Wednesday October 5, 2011 9:00am - 9:25am EDT
Hutchinson

9:30am EDT

XenServer KVM feature parity plan
Right now there are quite a few feature gaps between KVM and XenServer. The goal of this session is to document all known gaps, decide on an action plan for getting them resolved, create bugs/blueprints for all of them, and (hopefully) assign them.

Wednesday October 5, 2011 9:30am - 10:25am EDT
Hutchinson

11:00am EDT

Nova: Support for PCI Passthrough & SR-IOV
Discussion about adding support for PCI-passthrough & SR-IOV enabled devices - Inventory management (manual vs auto-discovery of available resources) - Capability reporting and Scheduling - Implementation on different platforms: Libvirt, Xen, HyperV, VMware - Live & Offline Migration & possible other aspects Related BP: https://blueprints.launchpad.net/nova/+spec/pci-passthrough Merge proposal (first cut): https://review.openstack.org/#change,776

Wednesday October 5, 2011 11:00am - 11:25am EDT
Hutchinson

11:30am EDT

Nova Upgrades
Discussion of possible changes to Nova to support transparent updates. There are a number of ways to go about upgrading Nova with service impacts that range from no impact to a complete outage. Making upgrades as transparent as possible will involve carefully controlling the dependencies between components and the order in which various components are upgraded. This session will be a discussion of changes to Nova that will minimize the impact of future upgrades on users.

Wednesday October 5, 2011 11:30am - 11:55am EDT
Hutchinson

12:00pm EDT

EC2 Feature Review
Review EC2 features that is currently missing from nova.

Wednesday October 5, 2011 12:00pm - 12:25pm EDT
Hutchinson

2:00pm EDT

The future of nova-volume
This is a catch-all session to discuss where nova-volume needs to go to get it up to snuff.
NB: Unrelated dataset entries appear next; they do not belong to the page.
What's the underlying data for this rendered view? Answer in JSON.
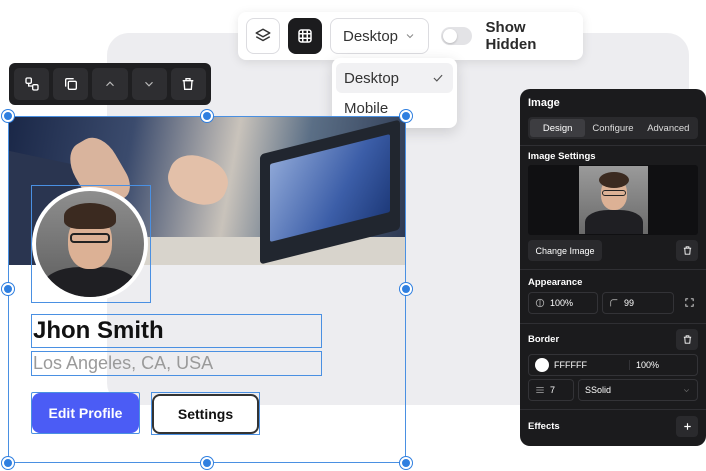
{
  "toolbar": {
    "device_selected": "Desktop",
    "show_hidden_label": "Show Hidden",
    "show_hidden_on": false
  },
  "device_dropdown": {
    "options": [
      "Desktop",
      "Mobile"
    ],
    "selected": "Desktop"
  },
  "element_toolbar": {
    "icons": [
      "group-icon",
      "duplicate-icon",
      "move-up-icon",
      "move-down-icon",
      "delete-icon"
    ]
  },
  "profile": {
    "name": "Jhon Smith",
    "location": "Los Angeles, CA, USA",
    "edit_button": "Edit Profile",
    "settings_button": "Settings"
  },
  "panel": {
    "title": "Image",
    "tabs": [
      "Design",
      "Configure",
      "Advanced"
    ],
    "active_tab": "Design",
    "image_settings_label": "Image Settings",
    "change_image_label": "Change Image",
    "appearance_label": "Appearance",
    "opacity": "100%",
    "radius": "99",
    "border_label": "Border",
    "border_color": "FFFFFF",
    "border_opacity": "100%",
    "border_width": "7",
    "border_style": "SSolid",
    "effects_label": "Effects"
  },
  "colors": {
    "accent": "#4b5cf5",
    "selection": "#4a90e2",
    "panel_bg": "#1b1b1d"
  }
}
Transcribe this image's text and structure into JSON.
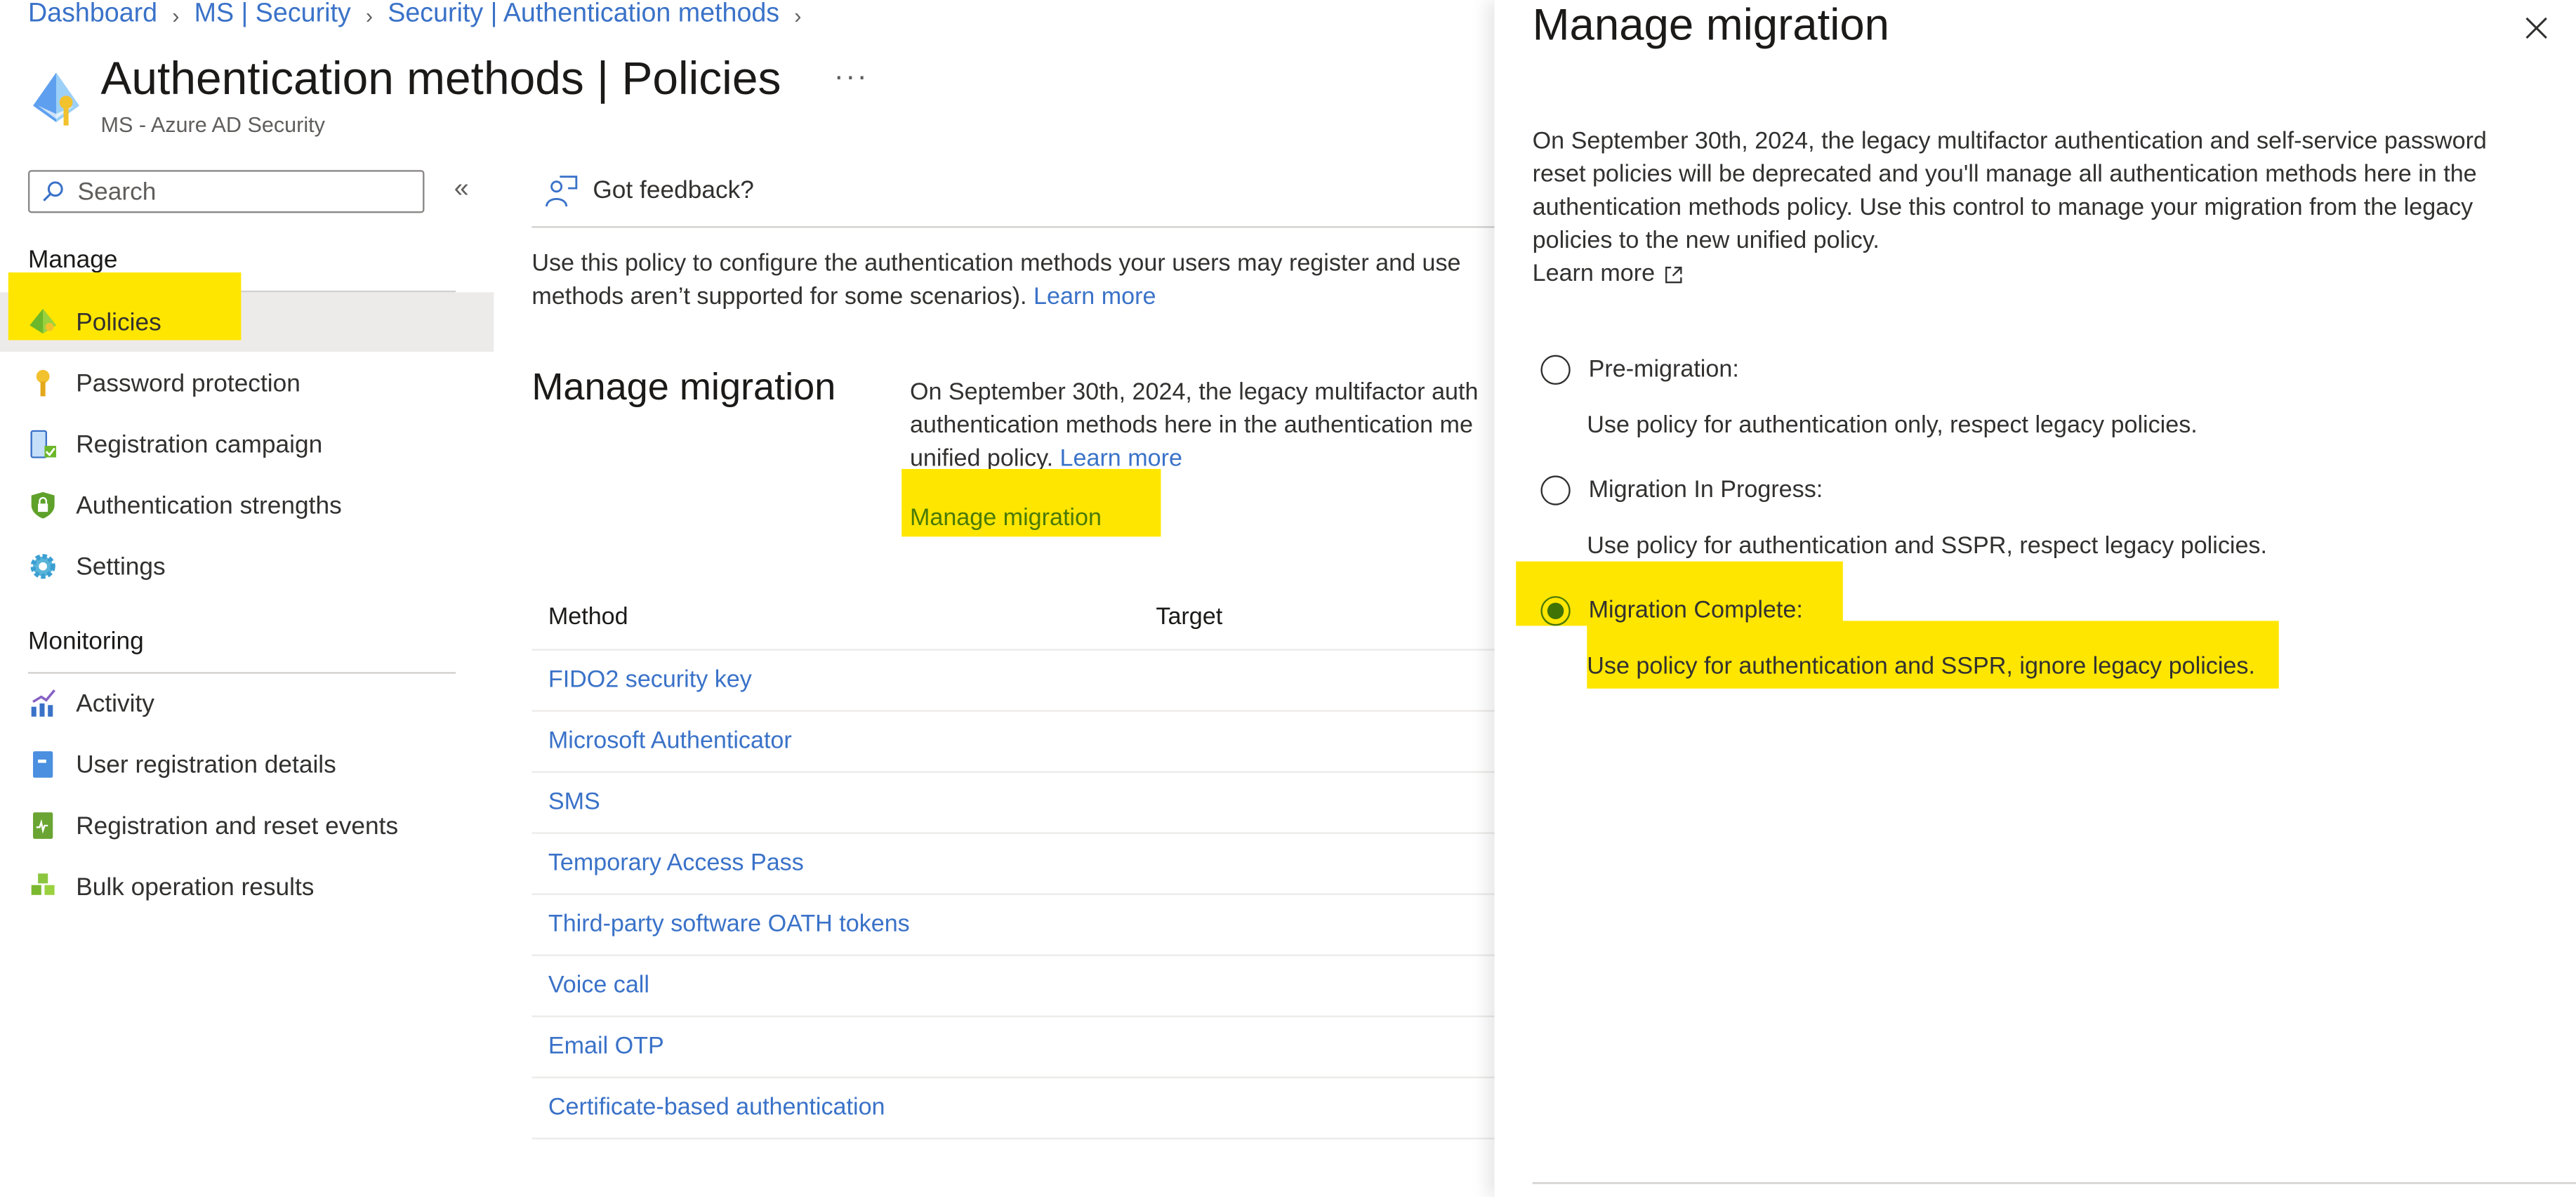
{
  "breadcrumb": [
    "Dashboard",
    "MS | Security",
    "Security | Authentication methods"
  ],
  "header": {
    "title": "Authentication methods | Policies",
    "subtitle": "MS - Azure AD Security",
    "more": "···"
  },
  "sidebar": {
    "search_placeholder": "Search",
    "collapse": "«",
    "sections": [
      {
        "title": "Manage",
        "items": [
          {
            "label": "Policies",
            "icon": "policies-icon",
            "active": true
          },
          {
            "label": "Password protection",
            "icon": "key-icon"
          },
          {
            "label": "Registration campaign",
            "icon": "phone-check-icon"
          },
          {
            "label": "Authentication strengths",
            "icon": "shield-lock-icon"
          },
          {
            "label": "Settings",
            "icon": "gear-icon"
          }
        ]
      },
      {
        "title": "Monitoring",
        "items": [
          {
            "label": "Activity",
            "icon": "activity-chart-icon"
          },
          {
            "label": "User registration details",
            "icon": "book-icon"
          },
          {
            "label": "Registration and reset events",
            "icon": "events-book-icon"
          },
          {
            "label": "Bulk operation results",
            "icon": "cubes-icon"
          }
        ]
      }
    ]
  },
  "main": {
    "feedback": "Got feedback?",
    "description_line1": "Use this policy to configure the authentication methods your users may register and use",
    "description_line2": "methods aren’t supported for some scenarios).",
    "learn_more": "Learn more",
    "manage_migration": {
      "heading": "Manage migration",
      "text_line1": "On September 30th, 2024, the legacy multifactor auth",
      "text_line2": "authentication methods here in the authentication me",
      "text_line3": "unified policy.",
      "learn_more": "Learn more",
      "link": "Manage migration"
    },
    "table": {
      "columns": [
        "Method",
        "Target"
      ],
      "rows": [
        "FIDO2 security key",
        "Microsoft Authenticator",
        "SMS",
        "Temporary Access Pass",
        "Third-party software OATH tokens",
        "Voice call",
        "Email OTP",
        "Certificate-based authentication"
      ]
    }
  },
  "panel": {
    "title": "Manage migration",
    "description": "On September 30th, 2024, the legacy multifactor authentication and self-service password reset policies will be deprecated and you'll manage all authentication methods here in the authentication methods policy. Use this control to manage your migration from the legacy policies to the new unified policy.",
    "learn_more": "Learn more",
    "options": [
      {
        "label": "Pre-migration:",
        "description": "Use policy for authentication only, respect legacy policies.",
        "selected": false
      },
      {
        "label": "Migration In Progress:",
        "description": "Use policy for authentication and SSPR, respect legacy policies.",
        "selected": false
      },
      {
        "label": "Migration Complete:",
        "description": "Use policy for authentication and SSPR, ignore legacy policies.",
        "selected": true
      }
    ]
  },
  "colors": {
    "link": "#3a72c8",
    "highlight": "#ffe600",
    "selected_radio": "#3f7305"
  }
}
Some important pieces: * integration of cleanup code for separation from compute * special schedulers based on type * zone support * separate api endpoint?

Wednesday October 5, 2011 2:00pm - 2:55pm EDT
Hutchinson

3:00pm EDT

Notification and error handling (orchestration)
Nova currently ships error messages and notifications outside the system via a message queue. This has the downside that those errors are not available for diagnostics, and storing those errors breaks the simple model of Nova's architecture. The 1.1 API specification uses asynchronous notifications to access this data, but it is at best a mediocre solution. This session would be to brainstorm on various proposals for the 2.0 API and understand the best way to ensure that Nova users can track errors.

Wednesday October 5, 2011 3:00pm - 3:55pm EDT
Hutchinson

4:30pm EDT

IPv6 call to arms
We (Cybera) have tried to deploy OpenStack on IPv6 with mixed results, see http://www.cybera.ca/tech-radar/using-openstack-with-ipv6. IPv6 support in OpenStack could use improvements in the code and documentation. At a minimum, the purpose of this session would be to discover the landscape of IPv6 usage in the OpenStack community. Who is running OpenStack on IPv6? How are they using it? What challenges have they faced? Ideally we would also brainstorm the way forward for IPv6 support. Identify the areas that need the most work. Discuss potential collaborations with people willing to contribute time to improving IPv6 code and documentation. Started an etherpad at http://etherpad.openstack.org/nBJazPhggD and already filled in some info to get the ball rolling when the session starts.

Wednesday October 5, 2011 4:30pm - 4:55pm EDT
Hutchinson

5:00pm EDT

Increase Security (incl. new secure root wrapper)
In this session we'll discuss the potential threats to Nova internal security and their mitigation, including: * Information disclosure Log files and configuration files contain clear text passwords. * Root escalation In Diablo the direct use of sudo was abstracted to allow to plug another root escalation wrapper. That leaves room for implementing a more secure root wrapper that would filter arguments more precisely.

Wednesday October 5, 2011 5:00pm - 5:25pm EDT
Hutchinson

5:30pm EDT

Discover Diablo Networking Modes
Quantum and Melange will be here soon, but until then, we have to get by with the existing networking modes. We'll discuss the plethora of networking options, how they can be hacked and tweaked, and how they are implemented. We might even discuss some other potential features that could be added.